« La Renarde et le Lièvre » (1973), de Youri Norstein.

L’AVIS DU « MONDE » – À NE PAS MANQUER

Quarante-trois minutes de poésie et d’aventures, c’est à prendre et à ne pas laisser. Le distributeur Malavida ressort deux joyaux de l’animation russe à destination du jeune public, La Renarde et le Lièvre (1973), de Youri Norstein, né en 1941, et L’Antilope d’or (1954), de Lev Atamanov (1905-1981). Ces deux auteurs sont issus des studios moscovites Soyuzmultfilm, créés en 1936, lesquels, pendant la guerre froide, rivaliseront d’inventivité avec Walt Disney – au moment où sortait L’Antilope d’or, le studio américain délivrait Peter Pan (1953), La Belle et le Clochard (1955) ou encore La Belle au bois dormant (1959).

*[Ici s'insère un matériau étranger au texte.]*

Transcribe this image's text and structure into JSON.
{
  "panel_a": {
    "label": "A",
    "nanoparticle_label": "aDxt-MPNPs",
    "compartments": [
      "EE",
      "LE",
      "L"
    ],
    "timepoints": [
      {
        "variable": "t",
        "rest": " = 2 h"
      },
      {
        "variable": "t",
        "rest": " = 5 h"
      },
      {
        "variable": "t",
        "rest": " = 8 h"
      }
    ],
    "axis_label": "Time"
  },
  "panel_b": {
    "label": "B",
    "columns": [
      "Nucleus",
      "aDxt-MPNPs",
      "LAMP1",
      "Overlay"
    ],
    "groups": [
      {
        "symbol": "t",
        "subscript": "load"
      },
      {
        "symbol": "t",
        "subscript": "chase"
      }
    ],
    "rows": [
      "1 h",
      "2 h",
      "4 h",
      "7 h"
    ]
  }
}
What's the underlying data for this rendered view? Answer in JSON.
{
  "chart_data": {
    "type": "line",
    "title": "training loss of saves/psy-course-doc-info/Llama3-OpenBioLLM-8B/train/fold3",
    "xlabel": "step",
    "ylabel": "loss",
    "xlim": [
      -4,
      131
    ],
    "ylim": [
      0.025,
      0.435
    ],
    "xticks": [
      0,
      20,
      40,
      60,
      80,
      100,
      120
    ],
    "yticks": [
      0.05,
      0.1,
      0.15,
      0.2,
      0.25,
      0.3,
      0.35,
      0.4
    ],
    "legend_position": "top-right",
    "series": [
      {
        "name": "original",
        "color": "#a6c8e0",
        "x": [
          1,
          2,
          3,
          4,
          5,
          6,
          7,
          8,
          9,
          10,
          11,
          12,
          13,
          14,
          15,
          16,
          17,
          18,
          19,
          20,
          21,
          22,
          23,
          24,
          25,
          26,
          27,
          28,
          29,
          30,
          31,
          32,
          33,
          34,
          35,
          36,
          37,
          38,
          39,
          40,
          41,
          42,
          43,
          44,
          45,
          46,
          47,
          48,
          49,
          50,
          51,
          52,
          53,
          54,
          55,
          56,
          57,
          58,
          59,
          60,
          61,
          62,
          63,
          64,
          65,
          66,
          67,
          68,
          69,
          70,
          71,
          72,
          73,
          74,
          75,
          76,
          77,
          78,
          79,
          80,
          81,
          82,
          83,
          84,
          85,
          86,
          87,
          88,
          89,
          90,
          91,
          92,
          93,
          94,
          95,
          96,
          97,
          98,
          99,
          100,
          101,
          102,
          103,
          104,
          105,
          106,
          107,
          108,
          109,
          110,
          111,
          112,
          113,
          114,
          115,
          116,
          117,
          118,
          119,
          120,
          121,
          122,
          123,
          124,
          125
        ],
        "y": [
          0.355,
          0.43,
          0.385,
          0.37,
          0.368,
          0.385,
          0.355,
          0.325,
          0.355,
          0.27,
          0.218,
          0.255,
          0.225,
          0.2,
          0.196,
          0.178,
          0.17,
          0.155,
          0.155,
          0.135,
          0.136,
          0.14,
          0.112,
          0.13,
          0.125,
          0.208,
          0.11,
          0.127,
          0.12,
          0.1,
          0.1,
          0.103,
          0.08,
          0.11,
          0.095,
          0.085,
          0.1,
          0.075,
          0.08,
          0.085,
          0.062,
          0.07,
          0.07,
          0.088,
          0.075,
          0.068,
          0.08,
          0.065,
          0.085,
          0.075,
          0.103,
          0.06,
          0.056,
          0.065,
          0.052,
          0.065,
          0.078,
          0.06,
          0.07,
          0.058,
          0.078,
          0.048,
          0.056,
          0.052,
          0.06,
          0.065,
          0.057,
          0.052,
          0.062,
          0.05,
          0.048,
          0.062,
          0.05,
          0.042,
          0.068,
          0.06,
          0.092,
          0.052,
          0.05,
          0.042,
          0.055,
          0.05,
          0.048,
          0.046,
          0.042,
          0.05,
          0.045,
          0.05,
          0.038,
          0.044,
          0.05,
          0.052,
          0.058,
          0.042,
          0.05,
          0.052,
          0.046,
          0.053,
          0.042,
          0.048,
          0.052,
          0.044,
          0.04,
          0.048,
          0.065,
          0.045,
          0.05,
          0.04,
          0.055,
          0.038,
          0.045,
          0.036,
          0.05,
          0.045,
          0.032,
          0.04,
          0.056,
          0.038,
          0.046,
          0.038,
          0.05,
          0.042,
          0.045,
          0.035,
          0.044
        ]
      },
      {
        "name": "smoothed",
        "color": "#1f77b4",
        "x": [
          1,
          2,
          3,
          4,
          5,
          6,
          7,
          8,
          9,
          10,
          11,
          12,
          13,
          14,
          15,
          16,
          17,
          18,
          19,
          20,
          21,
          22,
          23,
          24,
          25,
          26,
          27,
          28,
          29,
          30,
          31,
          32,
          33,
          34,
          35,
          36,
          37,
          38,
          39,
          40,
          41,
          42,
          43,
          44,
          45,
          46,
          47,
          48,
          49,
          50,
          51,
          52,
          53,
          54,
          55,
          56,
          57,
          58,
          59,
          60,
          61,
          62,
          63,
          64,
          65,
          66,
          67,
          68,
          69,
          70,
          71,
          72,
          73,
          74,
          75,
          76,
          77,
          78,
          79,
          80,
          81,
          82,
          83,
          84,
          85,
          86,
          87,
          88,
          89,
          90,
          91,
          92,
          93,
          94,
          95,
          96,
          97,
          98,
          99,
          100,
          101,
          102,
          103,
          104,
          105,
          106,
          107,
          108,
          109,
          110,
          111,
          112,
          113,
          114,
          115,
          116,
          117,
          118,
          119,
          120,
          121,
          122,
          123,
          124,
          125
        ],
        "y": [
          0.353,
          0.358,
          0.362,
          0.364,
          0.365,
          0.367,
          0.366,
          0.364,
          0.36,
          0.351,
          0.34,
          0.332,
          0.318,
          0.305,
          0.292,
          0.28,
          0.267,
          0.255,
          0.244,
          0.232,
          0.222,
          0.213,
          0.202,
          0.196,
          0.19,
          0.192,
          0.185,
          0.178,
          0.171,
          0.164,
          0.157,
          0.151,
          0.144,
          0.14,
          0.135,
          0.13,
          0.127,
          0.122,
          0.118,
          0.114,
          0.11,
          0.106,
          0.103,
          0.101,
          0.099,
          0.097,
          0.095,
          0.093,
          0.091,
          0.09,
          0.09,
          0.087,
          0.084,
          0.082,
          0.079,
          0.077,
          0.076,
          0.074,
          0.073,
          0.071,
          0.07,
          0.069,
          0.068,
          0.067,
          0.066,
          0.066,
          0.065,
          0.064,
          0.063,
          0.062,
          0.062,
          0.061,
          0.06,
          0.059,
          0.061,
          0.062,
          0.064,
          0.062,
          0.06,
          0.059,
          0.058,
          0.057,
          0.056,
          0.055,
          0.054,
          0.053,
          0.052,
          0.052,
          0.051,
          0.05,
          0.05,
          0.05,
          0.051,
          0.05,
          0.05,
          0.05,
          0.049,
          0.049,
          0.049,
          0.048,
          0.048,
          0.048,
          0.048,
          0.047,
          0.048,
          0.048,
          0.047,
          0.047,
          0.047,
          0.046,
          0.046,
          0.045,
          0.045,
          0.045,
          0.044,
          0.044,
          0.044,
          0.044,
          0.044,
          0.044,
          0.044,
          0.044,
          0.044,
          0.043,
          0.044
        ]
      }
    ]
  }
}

Youri Norstein, qui rêvait d’être peintre, s’est distingué dans l’animation en fabriquant des fables aux écrins enchanteurs : ses motifs floraux et ses superpositions de papier découpé créent de la profondeur et du relief, ainsi qu’une atmosphère d’une infinie douceur, laquelle se lit jusque dans le regard des personnages. Ici le Lièvre : cet animal aux longues oreilles, tout gentil, vit d’un bonheur simple dans sa cabane en rondins de bois, jouant de la balalaïka pendant que le feu illumine le poêle. A quelques pas de là, la Renarde se pavane dans un palais de glace scintillant, narguant sur ses jolis patins la maisonnette du Lièvre. Mais, le printemps venu, son palais fond jusqu’à la dernière goutte. Aussitôt, la Renarde prend possession de la cabane du Lièvre et jette celui-ci dehors. Le Loup, le Grand Ours, le Taureau, etc., ont beau vanter chacun leur force, aucun n’aura le courage de déloger l’intruse.

Lion d’or à la Mostra de Venise

L’histoire crée un comique de répétition et fera triompher un petit animal, le Coq, qui ainsi rétablira l’harmonie. On admire le rouge des plumes, le rideau soyeux qui sert de paravent au Lièvre, le graphisme de la forêt esquissé par des lignes, enfin l’esthétique naïve des personnages, aux corps articulés, qui finissent parfois par se fondre dans les motifs de tapisserie.

Tout autre est L’Antilope d’or, aux couleurs vives, aux mouvements fluides et aux papillons merveilleux. Son réalisateur, Lev Atamanov, rejoignit les studios Soyuzmultfilm en 1948, enchaînant les courts et longs-métrages. La Reine des neiges (1957), son film d’animation inspiré du conte d’Andersen, lui valut une reconnaissance internationale ainsi que le Lion d’or à la Mostra de Venise – Hayao Miyasaki le cite régulièrement comme l’une de ses influences majeures.

L’Antilope d’or est fabriqué selon la technique de la rotoscopie, laquelle permet de retranscrire par le dessin des images en prises de vues réelles – Disney y eut recours, par exemple pour Blanche-Neige (1937). Ce procédé confère une grande souplesse aux mouvements des personnages, comme en témoignent ici la grâce de l’antilope et celle du petit garçon, autre héros du film. Ce jeune orphelin vit au milieu des singes, toujours prompts à faire pleuvoir des noix de coco sur les méchants, comme un clin d’œil à Mowgli dans Le livre de la jungle (1894), l’ouvrage de Rudyard Kipling (1894) que Disney adaptera en 1967.